Bei der Therapie ist eine zügige Versorgung gemäß dem Motto „time is fascia“ [3] von eminenter Bedeutung. So zeigten Nawijn et al. in einer Metaanalyse, dass ein frühes chirurgisches Débridement, innerhalb der ersten 6 h, die Mortalität bei Patienten mit nekrotisierender Fasziitis um fast 50 % reduziert. Zudem wurde gezeigt, dass auch eine operative Versorgung innerhalb von 12 h eine Reduktion der Mortalität gegenüber der nach mehr als 12 h versorgten Gruppe herbeiführt [3].

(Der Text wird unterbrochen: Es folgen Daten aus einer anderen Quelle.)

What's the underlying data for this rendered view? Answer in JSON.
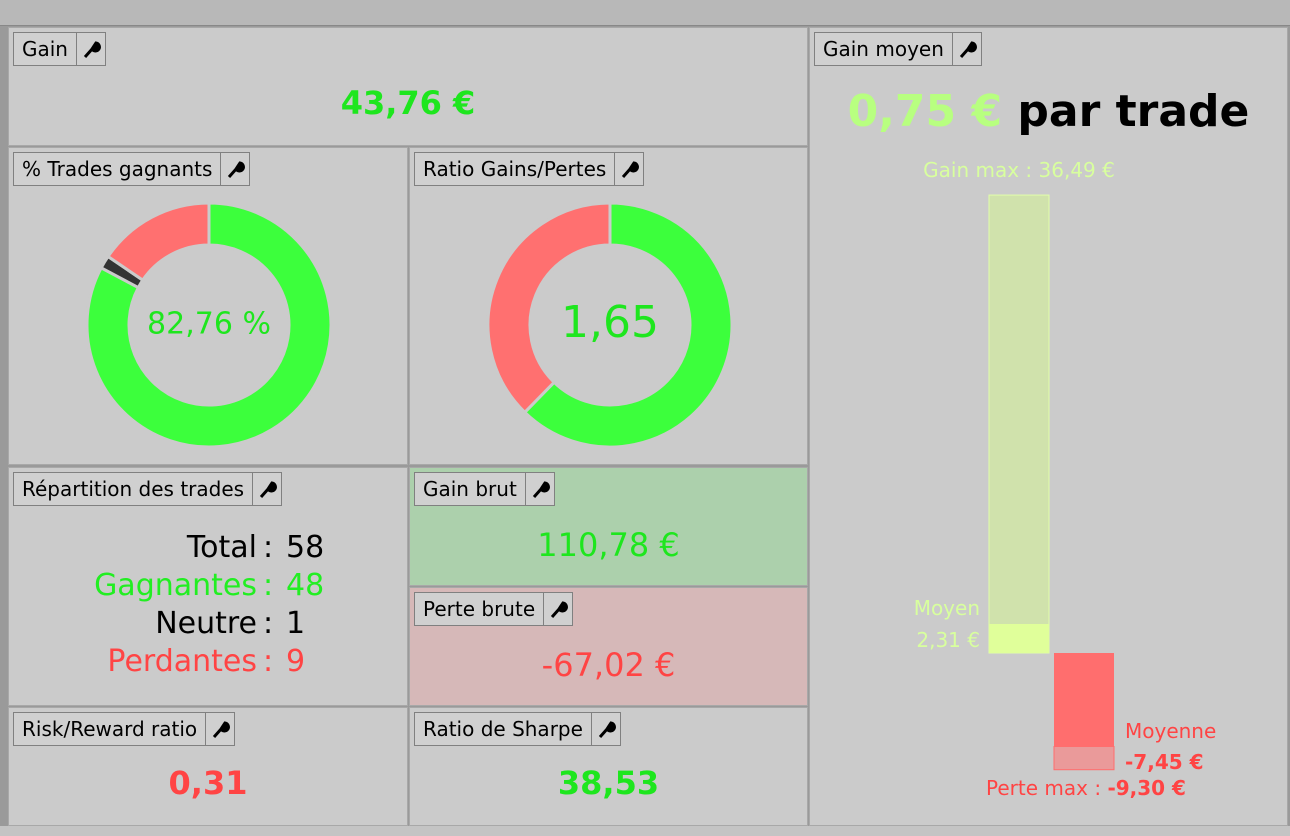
{
  "panels": {
    "gain": {
      "title": "Gain",
      "value": "43,76 €"
    },
    "win_rate": {
      "title": "% Trades gagnants",
      "center_label": "82,76 %"
    },
    "ratio": {
      "title": "Ratio Gains/Pertes",
      "center_label": "1,65"
    },
    "distribution": {
      "title": "Répartition des trades",
      "separator": ":",
      "rows": [
        {
          "label": "Total",
          "value": 58
        },
        {
          "label": "Gagnantes",
          "value": 48
        },
        {
          "label": "Neutre",
          "value": 1
        },
        {
          "label": "Perdantes",
          "value": 9
        }
      ]
    },
    "gross_gain": {
      "title": "Gain brut",
      "value": 110.78,
      "label": "110,78 €"
    },
    "gross_loss": {
      "title": "Perte brute",
      "value": -67.02,
      "label": "-67,02 €"
    },
    "risk_reward": {
      "title": "Risk/Reward ratio",
      "value": "0,31"
    },
    "sharpe": {
      "title": "Ratio de Sharpe",
      "value": "38,53"
    },
    "avg_gain": {
      "title": "Gain moyen",
      "value": "0,75 €",
      "suffix": "par trade",
      "max_gain": {
        "caption": "Gain max :",
        "value": 36.49,
        "label": "36,49 €"
      },
      "avg_win": {
        "caption": "Moyen",
        "value": 2.31,
        "label": "2,31 €"
      },
      "avg_loss": {
        "caption": "Moyenne",
        "value": -7.45,
        "label": "-7,45 €"
      },
      "max_loss": {
        "caption": "Perte max :",
        "value": -9.3,
        "label": "-9,30 €"
      }
    }
  }
}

Intraoperativ sollte der Fokus besonders darauf gerichtet werden, alle infizierten Gewebeanteile sowie zusätzlich den Rand der gesunden Faszie zu resezieren. Zusätzlich sollte auch immer initial eine antibiotische Therapie mit Ampicillin/Sulbactam und Clindamycin oder Metronidazol erfolgen [2].
Das hier präsentierte Gesamtbild aus einem LRINEC-Score von 10, die Gasansammlungen entlang der Faszie im CT, das Unterschenkelerythem, die Konstellation der Vitalparameter und der Risikofaktor Diabetes mellitus deuteten alle auf ein sehr hohes Risiko für eine nekrotisierende Fasziitis bei dem Patienten hin. So war bei diesem Fall aufgrund der genannten Befunde eine Diagnosestellung und operative Versorgung frühzeitig möglich.
Diagnose: nekrotisierende Fasziitis
Aufgrund der fulminanten septischen Entwicklung der nekrotisierenden Fasziitis, war es trotz evidenzbasierter Therapie jedoch nicht möglich, den Patienten zu retten.